In deze zaak heeft de Rechtbank Limburg op 15 maart 2022 uitspraak gedaan in een geschil tussen een eiser, woonachtig in [plaats 1], en het college van burgemeester en wethouders van de gemeente Maastricht. De eiser had een aanvraag ingediend voor een algemene bijstandsuitkering op grond van de Tijdelijke overbruggingsregeling zelfstandig ondernemers (Tozo 1), welke door verweerder op 17 juni 2020 werd afgewezen. Verweerder stelde dat eiser niet in Nederland woonde, wat leidde tot een ongegrondverklaring van het bezwaar door verweerder op 24 november 2020. Eiser heeft hiertegen beroep ingesteld.
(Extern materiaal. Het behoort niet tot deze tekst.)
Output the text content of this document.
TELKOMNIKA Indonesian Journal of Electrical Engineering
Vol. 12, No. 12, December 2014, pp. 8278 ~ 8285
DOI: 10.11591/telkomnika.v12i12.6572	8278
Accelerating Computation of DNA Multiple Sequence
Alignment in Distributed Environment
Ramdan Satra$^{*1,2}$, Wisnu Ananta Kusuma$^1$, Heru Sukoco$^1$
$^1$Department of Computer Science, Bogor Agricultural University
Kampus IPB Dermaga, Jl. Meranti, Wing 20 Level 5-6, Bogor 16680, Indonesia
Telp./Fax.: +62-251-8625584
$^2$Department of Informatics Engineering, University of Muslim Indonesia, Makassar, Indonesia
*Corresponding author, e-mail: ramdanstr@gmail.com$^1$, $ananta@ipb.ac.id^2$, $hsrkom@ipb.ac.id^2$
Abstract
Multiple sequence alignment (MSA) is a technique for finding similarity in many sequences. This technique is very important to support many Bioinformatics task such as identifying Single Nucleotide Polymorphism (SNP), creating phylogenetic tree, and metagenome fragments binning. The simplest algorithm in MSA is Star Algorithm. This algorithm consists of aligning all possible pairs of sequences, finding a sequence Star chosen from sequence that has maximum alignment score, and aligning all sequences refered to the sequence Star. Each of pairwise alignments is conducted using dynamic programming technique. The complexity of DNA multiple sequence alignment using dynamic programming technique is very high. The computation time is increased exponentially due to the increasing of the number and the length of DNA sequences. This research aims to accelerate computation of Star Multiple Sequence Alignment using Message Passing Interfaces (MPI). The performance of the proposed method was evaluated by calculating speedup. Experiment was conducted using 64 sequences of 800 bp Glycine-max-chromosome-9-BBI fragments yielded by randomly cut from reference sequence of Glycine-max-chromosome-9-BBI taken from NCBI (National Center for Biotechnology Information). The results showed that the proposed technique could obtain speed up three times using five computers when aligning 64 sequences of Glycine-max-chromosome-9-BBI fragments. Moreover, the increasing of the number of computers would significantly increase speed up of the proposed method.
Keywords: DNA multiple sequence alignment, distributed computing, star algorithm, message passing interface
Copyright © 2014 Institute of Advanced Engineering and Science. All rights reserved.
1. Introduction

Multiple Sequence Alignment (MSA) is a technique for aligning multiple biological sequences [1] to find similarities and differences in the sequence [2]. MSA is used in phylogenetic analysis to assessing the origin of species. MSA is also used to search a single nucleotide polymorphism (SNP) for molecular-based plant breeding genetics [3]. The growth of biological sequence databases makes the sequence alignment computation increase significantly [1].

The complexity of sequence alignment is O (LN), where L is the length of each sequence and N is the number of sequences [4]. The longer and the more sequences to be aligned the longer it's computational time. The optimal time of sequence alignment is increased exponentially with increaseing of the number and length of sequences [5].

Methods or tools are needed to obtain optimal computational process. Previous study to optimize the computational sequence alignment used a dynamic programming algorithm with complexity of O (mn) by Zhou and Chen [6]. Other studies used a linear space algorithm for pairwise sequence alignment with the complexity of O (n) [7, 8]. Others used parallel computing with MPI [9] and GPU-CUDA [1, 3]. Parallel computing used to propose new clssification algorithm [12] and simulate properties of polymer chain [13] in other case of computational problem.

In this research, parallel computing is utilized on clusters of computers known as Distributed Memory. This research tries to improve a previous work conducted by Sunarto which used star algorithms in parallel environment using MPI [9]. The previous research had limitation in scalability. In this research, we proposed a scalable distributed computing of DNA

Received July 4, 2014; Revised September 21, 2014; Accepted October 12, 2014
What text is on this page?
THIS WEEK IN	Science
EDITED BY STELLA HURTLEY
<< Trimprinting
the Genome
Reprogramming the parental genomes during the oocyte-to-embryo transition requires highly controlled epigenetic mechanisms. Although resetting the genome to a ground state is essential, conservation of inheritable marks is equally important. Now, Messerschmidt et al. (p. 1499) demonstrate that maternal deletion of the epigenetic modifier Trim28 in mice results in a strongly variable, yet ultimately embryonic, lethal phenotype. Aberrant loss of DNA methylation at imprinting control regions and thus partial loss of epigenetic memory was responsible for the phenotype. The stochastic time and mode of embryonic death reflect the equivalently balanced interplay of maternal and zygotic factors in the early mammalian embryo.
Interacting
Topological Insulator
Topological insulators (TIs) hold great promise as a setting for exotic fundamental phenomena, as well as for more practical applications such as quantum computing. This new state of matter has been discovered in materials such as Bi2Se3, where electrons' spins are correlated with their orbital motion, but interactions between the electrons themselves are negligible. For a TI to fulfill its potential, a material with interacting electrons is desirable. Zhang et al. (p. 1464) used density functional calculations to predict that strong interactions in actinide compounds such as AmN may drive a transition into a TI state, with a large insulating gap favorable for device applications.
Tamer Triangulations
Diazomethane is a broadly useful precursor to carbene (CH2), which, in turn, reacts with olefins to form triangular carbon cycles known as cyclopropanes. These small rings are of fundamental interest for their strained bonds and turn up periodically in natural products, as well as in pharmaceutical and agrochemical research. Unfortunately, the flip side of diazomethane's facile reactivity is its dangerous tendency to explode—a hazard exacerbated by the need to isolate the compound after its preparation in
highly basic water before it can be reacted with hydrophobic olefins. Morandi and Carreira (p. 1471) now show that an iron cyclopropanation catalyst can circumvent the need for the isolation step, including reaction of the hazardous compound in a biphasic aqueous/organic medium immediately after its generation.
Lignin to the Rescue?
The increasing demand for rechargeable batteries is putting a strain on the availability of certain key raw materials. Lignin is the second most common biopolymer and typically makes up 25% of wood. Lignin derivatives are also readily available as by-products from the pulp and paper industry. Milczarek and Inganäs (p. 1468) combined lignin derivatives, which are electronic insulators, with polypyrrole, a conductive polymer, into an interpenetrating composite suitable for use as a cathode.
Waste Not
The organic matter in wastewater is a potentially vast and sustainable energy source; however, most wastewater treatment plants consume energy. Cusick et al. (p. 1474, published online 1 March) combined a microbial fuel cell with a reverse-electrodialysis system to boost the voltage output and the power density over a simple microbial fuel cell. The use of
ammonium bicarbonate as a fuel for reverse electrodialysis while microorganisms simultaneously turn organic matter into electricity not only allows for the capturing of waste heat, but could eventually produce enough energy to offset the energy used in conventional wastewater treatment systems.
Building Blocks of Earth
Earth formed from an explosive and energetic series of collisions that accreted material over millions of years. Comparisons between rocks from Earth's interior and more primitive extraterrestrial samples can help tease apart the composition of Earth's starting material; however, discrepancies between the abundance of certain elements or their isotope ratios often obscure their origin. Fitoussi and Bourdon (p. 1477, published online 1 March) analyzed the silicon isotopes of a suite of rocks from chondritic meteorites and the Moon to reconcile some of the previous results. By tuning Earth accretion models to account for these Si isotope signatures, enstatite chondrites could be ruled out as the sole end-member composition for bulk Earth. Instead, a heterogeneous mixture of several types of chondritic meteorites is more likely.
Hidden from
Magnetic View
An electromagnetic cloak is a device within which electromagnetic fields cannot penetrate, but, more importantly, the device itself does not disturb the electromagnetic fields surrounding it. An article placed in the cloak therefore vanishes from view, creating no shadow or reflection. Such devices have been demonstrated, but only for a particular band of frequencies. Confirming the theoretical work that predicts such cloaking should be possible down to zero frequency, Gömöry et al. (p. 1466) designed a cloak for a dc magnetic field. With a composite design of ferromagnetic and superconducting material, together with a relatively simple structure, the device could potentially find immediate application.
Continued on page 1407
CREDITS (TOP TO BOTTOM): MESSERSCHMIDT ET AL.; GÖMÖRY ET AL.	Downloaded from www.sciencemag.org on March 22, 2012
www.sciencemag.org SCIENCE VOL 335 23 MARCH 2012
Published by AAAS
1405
Tijdens de zitting op 8 februari 2022 is eiser niet verschenen, maar zijn gemachtigde was wel aanwezig. Eiser betwistte de kwalificatie van de Tozo-uitkering als sociale bijstandsuitkering en voerde aan dat deze uitkering een werkloosheidsaspect heeft en niet onderhevig is aan de gebruikelijke toetsen zoals de partnertoets en vermogenstoets. Eiser verwees ook naar een antwoord van de Europese Commissie, waarin werd gesteld dat de Tozo-uitkering als een bijzondere prestatie moet worden aangemerkt.
De rechtbank oordeelde dat de Tozo-uitkering inderdaad kwalificeert als een sociale bijstandsuitkering en niet als een sociale zekerheidsuitkering volgens de Verordening (EG) 883/2004. De rechtbank baseerde haar oordeel op eerdere uitspraken en de brief van de Europese Commissie, die bevestigde dat de Tozo-uitkering buiten de materiële werkingssfeer van de Verordening valt. Het beroep van eiser werd ongegrond verklaard, en er werd geen proceskostenveroordeling opgelegd.